HERE ends the Dame; and the promiscuous Throng,
With Hallelujahs, thus conclude the Song:
" Holy and good art Thou, Lord God of Host,
" And all thy Works are wonderful and just:
" Both Life and Death are in thy pow'rful Hand;
" Both Life and Death obey thy great Command:
" By thy great Pow'r the Heav'ns and Earth are aw'd;
" Then let the Heav'ns and Earth adore their GOD.

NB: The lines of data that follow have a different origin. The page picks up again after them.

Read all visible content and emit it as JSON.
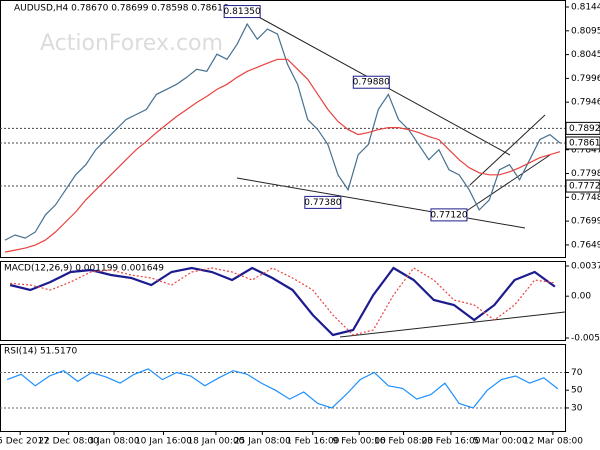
{
  "chart_data": [
    {
      "type": "line",
      "title": "AUDUSD,H4  0.78670 0.78699 0.78598 0.78616",
      "watermark": "ActionForex.com",
      "ylim": [
        0.76223,
        0.8157
      ],
      "yticks": [
        0.81445,
        0.8095,
        0.80455,
        0.7996,
        0.79465,
        0.78475,
        0.7798,
        0.77485,
        0.7699,
        0.76495
      ],
      "xticks": [
        {
          "value": 1.5,
          "label": "15 Dec 2017"
        },
        {
          "value": 6.3,
          "label": "22 Dec 08:00"
        },
        {
          "value": 10.8,
          "label": "3 Jan 08:00"
        },
        {
          "value": 15.7,
          "label": "10 Jan 16:00"
        },
        {
          "value": 20.9,
          "label": "18 Jan 00:00"
        },
        {
          "value": 25.5,
          "label": "25 Jan 08:00"
        },
        {
          "value": 30.5,
          "label": "1 Feb 16:00"
        },
        {
          "value": 35.1,
          "label": "9 Feb 00:00"
        },
        {
          "value": 39.5,
          "label": "16 Feb 08:00"
        },
        {
          "value": 44.2,
          "label": "23 Feb 16:00"
        },
        {
          "value": 49.1,
          "label": "5 Mar 00:00"
        },
        {
          "value": 54.3,
          "label": "12 Mar 08:00"
        }
      ],
      "series": [
        {
          "name": "Close",
          "color": "#47708f",
          "values": [
            0.76596,
            0.76701,
            0.76638,
            0.76763,
            0.77119,
            0.77328,
            0.77641,
            0.77955,
            0.78164,
            0.78477,
            0.78686,
            0.78895,
            0.79104,
            0.79209,
            0.79313,
            0.79627,
            0.79731,
            0.79836,
            0.79982,
            0.80149,
            0.80107,
            0.80463,
            0.80358,
            0.80672,
            0.8109,
            0.80776,
            0.80985,
            0.80881,
            0.80254,
            0.79836,
            0.79104,
            0.78895,
            0.78582,
            0.77955,
            0.77641,
            0.78373,
            0.78582,
            0.79313,
            0.79627,
            0.79104,
            0.78895,
            0.78582,
            0.78268,
            0.78477,
            0.78059,
            0.77955,
            0.77641,
            0.77223,
            0.77432,
            0.78059,
            0.78164,
            0.7785,
            0.78268,
            0.78686,
            0.78791,
            0.78616
          ]
        },
        {
          "name": "MA",
          "color": "#e8423f",
          "values": [
            0.76345,
            0.76387,
            0.76429,
            0.76492,
            0.76596,
            0.76763,
            0.76972,
            0.77181,
            0.77432,
            0.77641,
            0.7785,
            0.78059,
            0.78268,
            0.78477,
            0.78644,
            0.78832,
            0.79,
            0.79167,
            0.79313,
            0.79459,
            0.79585,
            0.79731,
            0.79836,
            0.79982,
            0.80107,
            0.80191,
            0.80275,
            0.80358,
            0.80358,
            0.80149,
            0.7994,
            0.79627,
            0.79313,
            0.79062,
            0.78895,
            0.78791,
            0.78832,
            0.78895,
            0.78937,
            0.78937,
            0.78895,
            0.78832,
            0.78749,
            0.78686,
            0.78477,
            0.78268,
            0.78101,
            0.77996,
            0.77955,
            0.77955,
            0.78017,
            0.78101,
            0.78205,
            0.7831,
            0.78373,
            0.78435
          ]
        }
      ],
      "annotations": [
        {
          "label": "0.81350",
          "value": 0.8135,
          "index": 23.5
        },
        {
          "label": "0.79880",
          "value": 0.7988,
          "index": 36.3
        },
        {
          "label": "0.77380",
          "value": 0.7738,
          "index": 31.5
        },
        {
          "label": "0.77120",
          "value": 0.7712,
          "index": 44
        }
      ],
      "levels": [
        {
          "label": "0.78920",
          "value": 0.7892,
          "color": "#ffffff"
        },
        {
          "label": "0.78616",
          "value": 0.78616,
          "color": "#ffffff"
        },
        {
          "label": "0.77720",
          "value": 0.7772,
          "color": "#ffffff"
        }
      ]
    },
    {
      "type": "line",
      "title": "MACD(12,26,9) 0.001199 0.001649",
      "ylim": [
        -0.005465,
        0.004261
      ],
      "yticks": [
        0.003762,
        {
          "value": 0,
          "label": "0.00"
        },
        -0.005216
      ],
      "series": [
        {
          "name": "MACD",
          "color": "#1c1c8f",
          "values": [
            0.001393,
            0.000769,
            0.001767,
            0.003014,
            0.003263,
            0.00264,
            0.002266,
            0.001393,
            0.003014,
            0.003513,
            0.003014,
            0.002016,
            0.003513,
            0.002266,
            0.000769,
            -0.002348,
            -0.004842,
            -0.004218,
            0.000146,
            0.003513,
            0.002016,
            -0.000478,
            -0.001101,
            -0.002972,
            -0.001101,
            0.002016,
            0.003014,
            0.001199
          ]
        },
        {
          "name": "Signal",
          "color": "#e8423f",
          "values": [
            0.0016,
            0.001393,
            0.000769,
            0.001767,
            0.003014,
            0.003263,
            0.00264,
            0.002266,
            0.001393,
            0.003014,
            0.003513,
            0.003014,
            0.002016,
            0.003513,
            0.002266,
            0.000769,
            -0.002348,
            -0.004842,
            -0.004218,
            0.000146,
            0.003513,
            0.002016,
            -0.000478,
            -0.001101,
            -0.002972,
            -0.001101,
            0.002016,
            0.001649
          ]
        }
      ]
    },
    {
      "type": "line",
      "title": "RSI(14) 51.5170",
      "ylim": [
        4,
        101
      ],
      "yticks": [
        70,
        50,
        30
      ],
      "levels": [
        70,
        30
      ],
      "series": [
        {
          "name": "RSI",
          "color": "#1e90ff",
          "values": [
            62,
            68,
            55,
            66,
            72,
            60,
            70,
            65,
            58,
            68,
            74,
            62,
            70,
            66,
            55,
            64,
            72,
            68,
            58,
            50,
            40,
            48,
            35,
            30,
            45,
            62,
            70,
            55,
            52,
            40,
            45,
            58,
            35,
            30,
            50,
            62,
            66,
            58,
            64,
            51.517
          ]
        }
      ]
    }
  ]
}
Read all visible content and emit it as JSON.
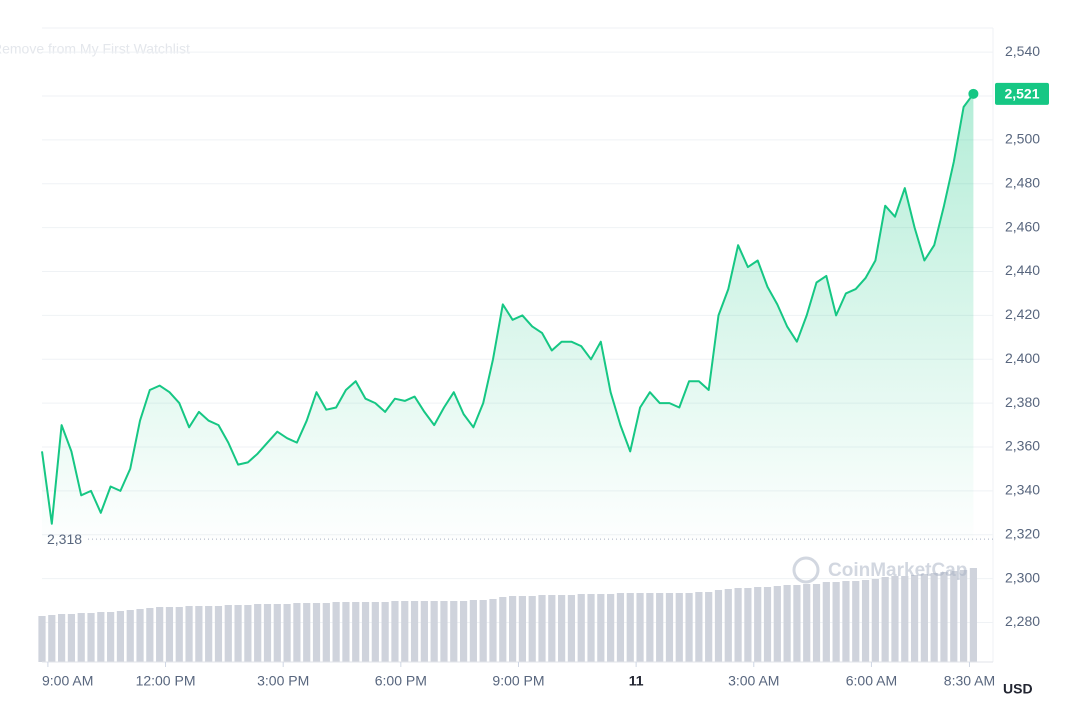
{
  "chart_data": {
    "type": "area",
    "tooltip": "Remove from My First Watchlist",
    "watermark": "CoinMarketCap",
    "currency": "USD",
    "color": "#16c784",
    "volume_color": "#cfd3dc",
    "grid": true,
    "xlim": [
      -0.15,
      24.1
    ],
    "ylim": [
      2262,
      2551
    ],
    "volume_lim": [
      0,
      100
    ],
    "xticks": [
      {
        "value": 0,
        "label": "9:00 AM"
      },
      {
        "value": 3,
        "label": "12:00 PM"
      },
      {
        "value": 6,
        "label": "3:00 PM"
      },
      {
        "value": 9,
        "label": "6:00 PM"
      },
      {
        "value": 12,
        "label": "9:00 PM"
      },
      {
        "value": 15,
        "label": "11"
      },
      {
        "value": 18,
        "label": "3:00 AM"
      },
      {
        "value": 21,
        "label": "6:00 AM"
      },
      {
        "value": 23.5,
        "label": "8:30 AM"
      }
    ],
    "yticks": [
      {
        "value": 2280,
        "label": "2,280"
      },
      {
        "value": 2300,
        "label": "2,300"
      },
      {
        "value": 2320,
        "label": "2,320"
      },
      {
        "value": 2340,
        "label": "2,340"
      },
      {
        "value": 2360,
        "label": "2,360"
      },
      {
        "value": 2380,
        "label": "2,380"
      },
      {
        "value": 2400,
        "label": "2,400"
      },
      {
        "value": 2420,
        "label": "2,420"
      },
      {
        "value": 2440,
        "label": "2,440"
      },
      {
        "value": 2460,
        "label": "2,460"
      },
      {
        "value": 2480,
        "label": "2,480"
      },
      {
        "value": 2500,
        "label": "2,500"
      },
      {
        "value": 2520,
        "label": "2,520"
      },
      {
        "value": 2540,
        "label": "2,540"
      }
    ],
    "low": {
      "value": 2318,
      "label": "2,318"
    },
    "last": {
      "value": 2521,
      "label": "2,521"
    },
    "x": [
      -0.15,
      0.1,
      0.35,
      0.6,
      0.85,
      1.1,
      1.35,
      1.6,
      1.85,
      2.1,
      2.35,
      2.6,
      2.85,
      3.1,
      3.35,
      3.6,
      3.85,
      4.1,
      4.35,
      4.6,
      4.85,
      5.1,
      5.35,
      5.6,
      5.85,
      6.1,
      6.35,
      6.6,
      6.85,
      7.1,
      7.35,
      7.6,
      7.85,
      8.1,
      8.35,
      8.6,
      8.85,
      9.1,
      9.35,
      9.6,
      9.85,
      10.1,
      10.35,
      10.6,
      10.85,
      11.1,
      11.35,
      11.6,
      11.85,
      12.1,
      12.35,
      12.6,
      12.85,
      13.1,
      13.35,
      13.6,
      13.85,
      14.1,
      14.35,
      14.6,
      14.85,
      15.1,
      15.35,
      15.6,
      15.85,
      16.1,
      16.35,
      16.6,
      16.85,
      17.1,
      17.35,
      17.6,
      17.85,
      18.1,
      18.35,
      18.6,
      18.85,
      19.1,
      19.35,
      19.6,
      19.85,
      20.1,
      20.35,
      20.6,
      20.85,
      21.1,
      21.35,
      21.6,
      21.85,
      22.1,
      22.35,
      22.6,
      22.85,
      23.1,
      23.35,
      23.6
    ],
    "values": [
      2358,
      2325,
      2370,
      2358,
      2338,
      2340,
      2330,
      2342,
      2340,
      2350,
      2372,
      2386,
      2388,
      2385,
      2380,
      2369,
      2376,
      2372,
      2370,
      2362,
      2352,
      2353,
      2357,
      2362,
      2367,
      2364,
      2362,
      2372,
      2385,
      2377,
      2378,
      2386,
      2390,
      2382,
      2380,
      2376,
      2382,
      2381,
      2383,
      2376,
      2370,
      2378,
      2385,
      2375,
      2369,
      2380,
      2400,
      2425,
      2418,
      2420,
      2415,
      2412,
      2404,
      2408,
      2408,
      2406,
      2400,
      2408,
      2385,
      2370,
      2358,
      2378,
      2385,
      2380,
      2380,
      2378,
      2390,
      2390,
      2386,
      2420,
      2432,
      2452,
      2442,
      2445,
      2433,
      2425,
      2415,
      2408,
      2420,
      2435,
      2438,
      2420,
      2430,
      2432,
      2437,
      2445,
      2470,
      2465,
      2478,
      2460,
      2445,
      2452,
      2470,
      2490,
      2515,
      2521
    ],
    "volume": [
      46,
      47,
      48,
      48,
      49,
      49,
      50,
      50,
      51,
      52,
      53,
      54,
      55,
      55,
      55,
      56,
      56,
      56,
      56,
      57,
      57,
      57,
      58,
      58,
      58,
      58,
      59,
      59,
      59,
      59,
      60,
      60,
      60,
      60,
      60,
      60,
      61,
      61,
      61,
      61,
      61,
      61,
      61,
      61,
      62,
      62,
      63,
      65,
      66,
      66,
      66,
      67,
      67,
      67,
      67,
      68,
      68,
      68,
      68,
      69,
      69,
      69,
      69,
      69,
      69,
      69,
      69,
      70,
      70,
      72,
      73,
      74,
      74,
      75,
      75,
      76,
      77,
      77,
      78,
      78,
      80,
      80,
      81,
      81,
      82,
      83,
      85,
      86,
      86,
      87,
      88,
      89,
      90,
      91,
      92,
      94
    ]
  }
}
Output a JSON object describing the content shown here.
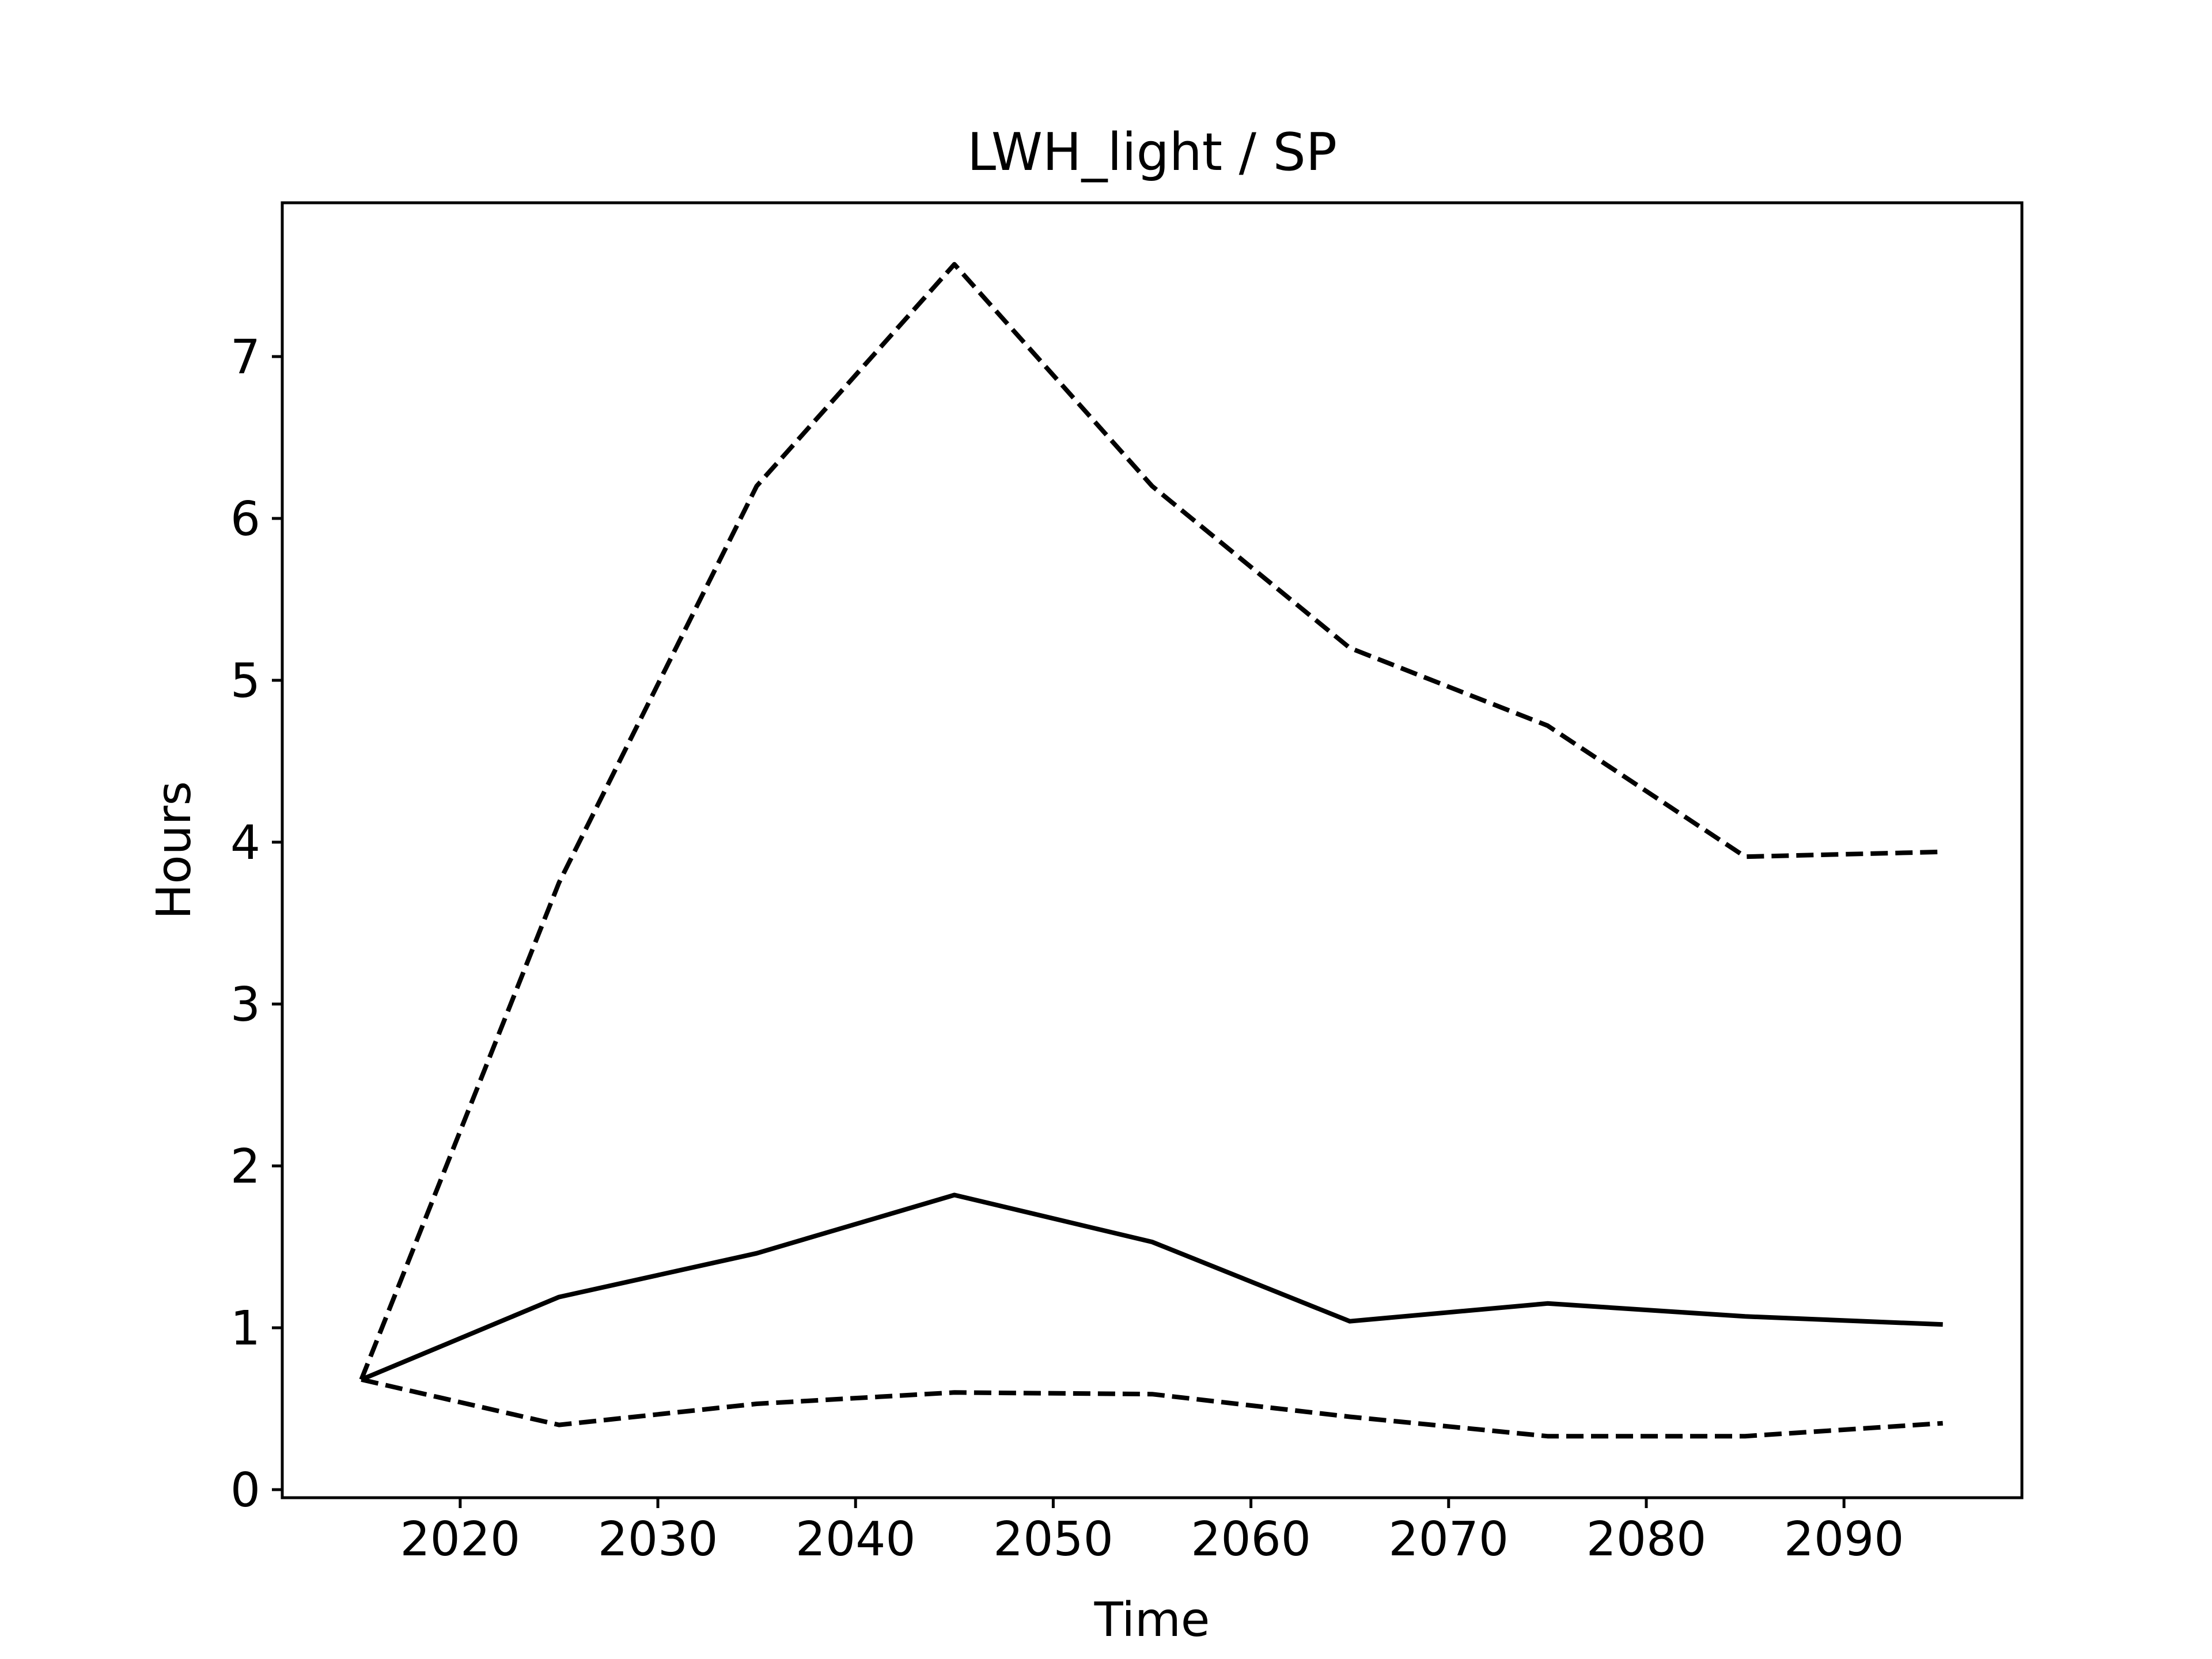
{
  "chart_data": {
    "type": "line",
    "title": "LWH_light / SP",
    "xlabel": "Time",
    "ylabel": "Hours",
    "xlim": [
      2011,
      2099
    ],
    "ylim": [
      -0.05,
      7.95
    ],
    "xticks": [
      2020,
      2030,
      2040,
      2050,
      2060,
      2070,
      2080,
      2090
    ],
    "yticks": [
      0,
      1,
      2,
      3,
      4,
      5,
      6,
      7
    ],
    "grid": false,
    "legend": false,
    "series": [
      {
        "style": "solid",
        "color": "#000000",
        "x": [
          2015,
          2025,
          2035,
          2045,
          2055,
          2065,
          2075,
          2085,
          2095
        ],
        "y": [
          0.68,
          1.19,
          1.46,
          1.82,
          1.53,
          1.04,
          1.15,
          1.07,
          1.02
        ]
      },
      {
        "style": "dashed",
        "color": "#000000",
        "x": [
          2015,
          2025,
          2035,
          2045,
          2055,
          2065,
          2075,
          2085,
          2095
        ],
        "y": [
          0.68,
          3.75,
          6.2,
          7.57,
          6.2,
          5.2,
          4.72,
          3.91,
          3.94
        ]
      },
      {
        "style": "dashed",
        "color": "#000000",
        "x": [
          2015,
          2025,
          2035,
          2045,
          2055,
          2065,
          2075,
          2085,
          2095
        ],
        "y": [
          0.68,
          0.4,
          0.53,
          0.6,
          0.59,
          0.45,
          0.33,
          0.33,
          0.41
        ]
      }
    ]
  }
}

" Thou glorious Sun, that measur'st all our Days,
" Rising and setting, still advance his Praise:
Page  46 " Thou Moon, and ye less glitt'ring Orbs, that dance
" Round this terrestrial Globe, his Praise advance:
" Ye Seas, for ever waving to and fro,
" Praise, when ye ebb, and praise him, when ye flow:
" Ye wand'ring Rivers, and each purling Stream,
" As ye pursue your Course, his Praise proclaim:
" Ye Dews, and Mists, and humid Vapours, all,
" Praise, when ye rise; and praise him, when ye fall:
" But chiefly Israel, who dost daily view
" His pow'rful Works, his daily Praise renew."